### Assessment

The assessment in this course will be based on homeworks (30%), one midterm (30%) and a final (40%). The midterm will be held in class. The final will be a take-home final. The calibration quiz does not count towards your grade in this class.

### Homework Policy

Homeworks should be handed in class before the lecture starts at the specified due dates. No late homeworks will be accepted.

Homeworks should be done and submitted either individually or in groups of two. Please write the name of your group members clearly on your homework submission. Collaboration with anyone inside or outside the class except for your group member is not allowed.

Please email me the name of your group member by Thursday January 17. If you would like to do the homework individually, please also send me an email about this by January 17. If you need a group member, please post on the Piazza group for this class.

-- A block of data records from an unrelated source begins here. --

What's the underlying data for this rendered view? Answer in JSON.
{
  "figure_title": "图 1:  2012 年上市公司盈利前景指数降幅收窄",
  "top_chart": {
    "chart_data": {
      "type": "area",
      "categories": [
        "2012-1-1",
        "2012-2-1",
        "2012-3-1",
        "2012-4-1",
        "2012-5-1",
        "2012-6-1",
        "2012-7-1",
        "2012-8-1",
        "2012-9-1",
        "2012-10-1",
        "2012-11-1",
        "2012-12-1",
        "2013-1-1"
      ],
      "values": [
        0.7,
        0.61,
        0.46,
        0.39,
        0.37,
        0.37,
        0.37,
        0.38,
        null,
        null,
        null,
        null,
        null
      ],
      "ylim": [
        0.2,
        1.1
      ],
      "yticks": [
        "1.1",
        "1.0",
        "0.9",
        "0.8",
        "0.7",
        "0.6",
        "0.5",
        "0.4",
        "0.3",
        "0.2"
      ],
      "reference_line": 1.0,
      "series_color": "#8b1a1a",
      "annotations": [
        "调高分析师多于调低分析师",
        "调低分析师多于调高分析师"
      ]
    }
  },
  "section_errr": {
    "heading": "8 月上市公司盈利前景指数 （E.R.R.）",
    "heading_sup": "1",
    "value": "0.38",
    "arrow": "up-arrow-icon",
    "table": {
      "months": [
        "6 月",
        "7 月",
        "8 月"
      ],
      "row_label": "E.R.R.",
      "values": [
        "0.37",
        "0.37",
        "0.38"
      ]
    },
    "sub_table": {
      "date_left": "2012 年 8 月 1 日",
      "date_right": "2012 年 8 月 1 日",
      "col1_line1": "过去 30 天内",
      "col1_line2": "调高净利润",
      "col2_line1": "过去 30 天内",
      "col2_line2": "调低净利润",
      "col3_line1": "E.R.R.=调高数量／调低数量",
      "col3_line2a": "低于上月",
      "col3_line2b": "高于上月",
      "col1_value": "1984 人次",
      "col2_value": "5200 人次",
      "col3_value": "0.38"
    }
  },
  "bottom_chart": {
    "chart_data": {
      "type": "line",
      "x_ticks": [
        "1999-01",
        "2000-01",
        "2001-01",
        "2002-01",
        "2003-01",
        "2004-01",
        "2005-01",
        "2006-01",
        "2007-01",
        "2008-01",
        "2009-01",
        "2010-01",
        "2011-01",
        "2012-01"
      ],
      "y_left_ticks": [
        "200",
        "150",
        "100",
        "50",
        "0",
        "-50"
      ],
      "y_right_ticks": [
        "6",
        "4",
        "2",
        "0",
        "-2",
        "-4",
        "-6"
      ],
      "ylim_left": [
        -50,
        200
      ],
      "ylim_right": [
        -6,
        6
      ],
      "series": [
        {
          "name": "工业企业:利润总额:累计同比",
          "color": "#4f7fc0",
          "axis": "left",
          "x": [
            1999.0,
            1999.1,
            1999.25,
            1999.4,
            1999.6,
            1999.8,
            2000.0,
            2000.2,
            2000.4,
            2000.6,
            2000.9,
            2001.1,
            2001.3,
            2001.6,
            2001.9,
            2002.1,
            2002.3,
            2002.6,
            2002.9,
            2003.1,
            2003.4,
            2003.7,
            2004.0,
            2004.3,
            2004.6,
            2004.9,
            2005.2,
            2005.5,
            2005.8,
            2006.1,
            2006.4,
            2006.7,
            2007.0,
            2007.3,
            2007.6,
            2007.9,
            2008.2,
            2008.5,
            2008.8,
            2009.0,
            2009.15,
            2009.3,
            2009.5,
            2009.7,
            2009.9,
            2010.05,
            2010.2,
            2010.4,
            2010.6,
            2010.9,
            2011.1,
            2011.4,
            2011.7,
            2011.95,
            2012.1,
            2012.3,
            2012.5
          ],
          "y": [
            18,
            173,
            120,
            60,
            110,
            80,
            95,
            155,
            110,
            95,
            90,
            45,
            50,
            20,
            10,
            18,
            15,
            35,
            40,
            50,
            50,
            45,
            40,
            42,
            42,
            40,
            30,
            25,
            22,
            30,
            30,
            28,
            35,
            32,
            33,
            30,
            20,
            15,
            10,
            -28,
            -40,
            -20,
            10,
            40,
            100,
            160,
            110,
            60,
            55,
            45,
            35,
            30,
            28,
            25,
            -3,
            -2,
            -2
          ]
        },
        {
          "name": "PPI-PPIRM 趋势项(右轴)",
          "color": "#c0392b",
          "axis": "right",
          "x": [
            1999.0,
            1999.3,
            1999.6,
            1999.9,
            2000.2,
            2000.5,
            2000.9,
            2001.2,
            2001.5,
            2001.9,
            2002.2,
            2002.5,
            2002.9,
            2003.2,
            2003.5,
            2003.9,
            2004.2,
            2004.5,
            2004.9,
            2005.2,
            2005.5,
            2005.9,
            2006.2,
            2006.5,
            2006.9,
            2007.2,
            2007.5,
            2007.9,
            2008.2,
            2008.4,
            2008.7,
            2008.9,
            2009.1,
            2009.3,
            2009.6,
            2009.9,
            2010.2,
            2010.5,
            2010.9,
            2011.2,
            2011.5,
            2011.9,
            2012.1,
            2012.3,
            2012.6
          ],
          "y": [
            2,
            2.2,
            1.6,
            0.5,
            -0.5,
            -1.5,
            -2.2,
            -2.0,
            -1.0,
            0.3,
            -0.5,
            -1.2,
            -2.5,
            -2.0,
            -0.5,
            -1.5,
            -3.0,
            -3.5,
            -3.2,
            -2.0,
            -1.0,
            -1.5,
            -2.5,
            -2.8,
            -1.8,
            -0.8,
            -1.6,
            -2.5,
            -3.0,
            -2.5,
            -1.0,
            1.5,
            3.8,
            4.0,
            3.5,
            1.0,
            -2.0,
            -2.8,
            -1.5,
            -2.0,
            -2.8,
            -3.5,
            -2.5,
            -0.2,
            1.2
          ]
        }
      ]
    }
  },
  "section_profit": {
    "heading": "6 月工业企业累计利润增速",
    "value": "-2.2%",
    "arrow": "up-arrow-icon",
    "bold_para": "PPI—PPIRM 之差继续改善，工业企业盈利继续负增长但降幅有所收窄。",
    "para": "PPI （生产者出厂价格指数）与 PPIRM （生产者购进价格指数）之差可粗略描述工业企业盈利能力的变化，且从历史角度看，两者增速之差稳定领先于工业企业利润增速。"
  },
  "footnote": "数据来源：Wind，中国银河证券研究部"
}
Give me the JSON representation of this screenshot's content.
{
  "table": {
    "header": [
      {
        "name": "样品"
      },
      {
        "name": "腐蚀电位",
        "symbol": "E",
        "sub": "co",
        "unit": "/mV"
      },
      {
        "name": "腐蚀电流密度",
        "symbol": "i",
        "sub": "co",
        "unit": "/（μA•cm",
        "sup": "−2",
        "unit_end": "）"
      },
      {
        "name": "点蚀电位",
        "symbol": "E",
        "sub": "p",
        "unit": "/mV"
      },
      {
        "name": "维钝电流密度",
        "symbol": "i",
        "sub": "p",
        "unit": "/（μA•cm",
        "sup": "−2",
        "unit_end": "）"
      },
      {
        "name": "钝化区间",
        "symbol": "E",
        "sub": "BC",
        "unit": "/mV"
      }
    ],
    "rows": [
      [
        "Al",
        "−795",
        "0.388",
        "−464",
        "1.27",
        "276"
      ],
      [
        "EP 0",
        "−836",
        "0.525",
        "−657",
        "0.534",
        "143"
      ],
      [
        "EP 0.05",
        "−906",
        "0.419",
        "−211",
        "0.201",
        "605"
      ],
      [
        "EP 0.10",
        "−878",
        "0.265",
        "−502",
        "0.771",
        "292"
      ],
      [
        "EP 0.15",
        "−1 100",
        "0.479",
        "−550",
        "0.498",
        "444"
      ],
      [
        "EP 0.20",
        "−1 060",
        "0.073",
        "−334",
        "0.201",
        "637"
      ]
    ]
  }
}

### Standards for Evaluation

Most problems in this course will be of a theoretical nature, and the solutions will involve proofs. Your solutions to these problems will be graded based on both correctness and clarity. It is not sufficient in this class to get the correct answer; you should also be able to explain the solution to others clearly and precisely.
• Your arguments should be clear and mathematically precise: there should be no room for interpretation about what you are writing. If your arguments are unclear, I will assume that they are wrong, and grade accordingly.
• If you cannot solve a problem completely, you will get more partial credit if you present a correct and clear partial solution than if you try to cover up the gaps in your argument.
Many questions in this class will be of the form "Design an algorithm for the following problem." Your answers to such questions will be graded based on the following criteria:
• Your algorithm must be clearly and unambiguously described. This can be in well-documented and clear pseudo-code, or in precise, mathematical English. There should be no room for interpretation about the steps carried out by your algorithm. This is not a programming class, so please do not provide detailed code. Points will be taken off for providing detailed code.
• A proof of correctness of your algorithm must be provided. If a proof of correctness is missing, I will assume that your algorithm is incorrect and grade accordingly. I will use this rule in grading even if I know your algorithm is correct. In some cases, correctness is easy or trivial; in this case, your correctness argument can be a short English explanation. Other times, correctness is highly non-trivial and requires a medium-sized mathematical argument. It is your job to distinguish these two cases.
• Your algorithm must be efficient. Again, your answer should include a well-reasoned time analysis, otherwise, I will assume that it is not efficient. At the very least, a time analysis requires an explanation of where the calculations come from. If the analysis is easy(e.g., with a simple nested loop algorithm), these explanations can be brief (e.g., "The outside loop goes from 1 to n, and each iteration, the inside loop iterates m times, so the overall time is O(nm)." ). For some algorithms, time analysis is a tricky, mathematical proof. If you give just calculations or just a short explanation, and I think the time bound is not easy and clear from what you wrote, you will lose points even if you give the correct time.
• Your algorithm must be relatively efficient. This means that, even if your algorithm is correct and reasonably fast, you may lose some points if there is a faster algorithm.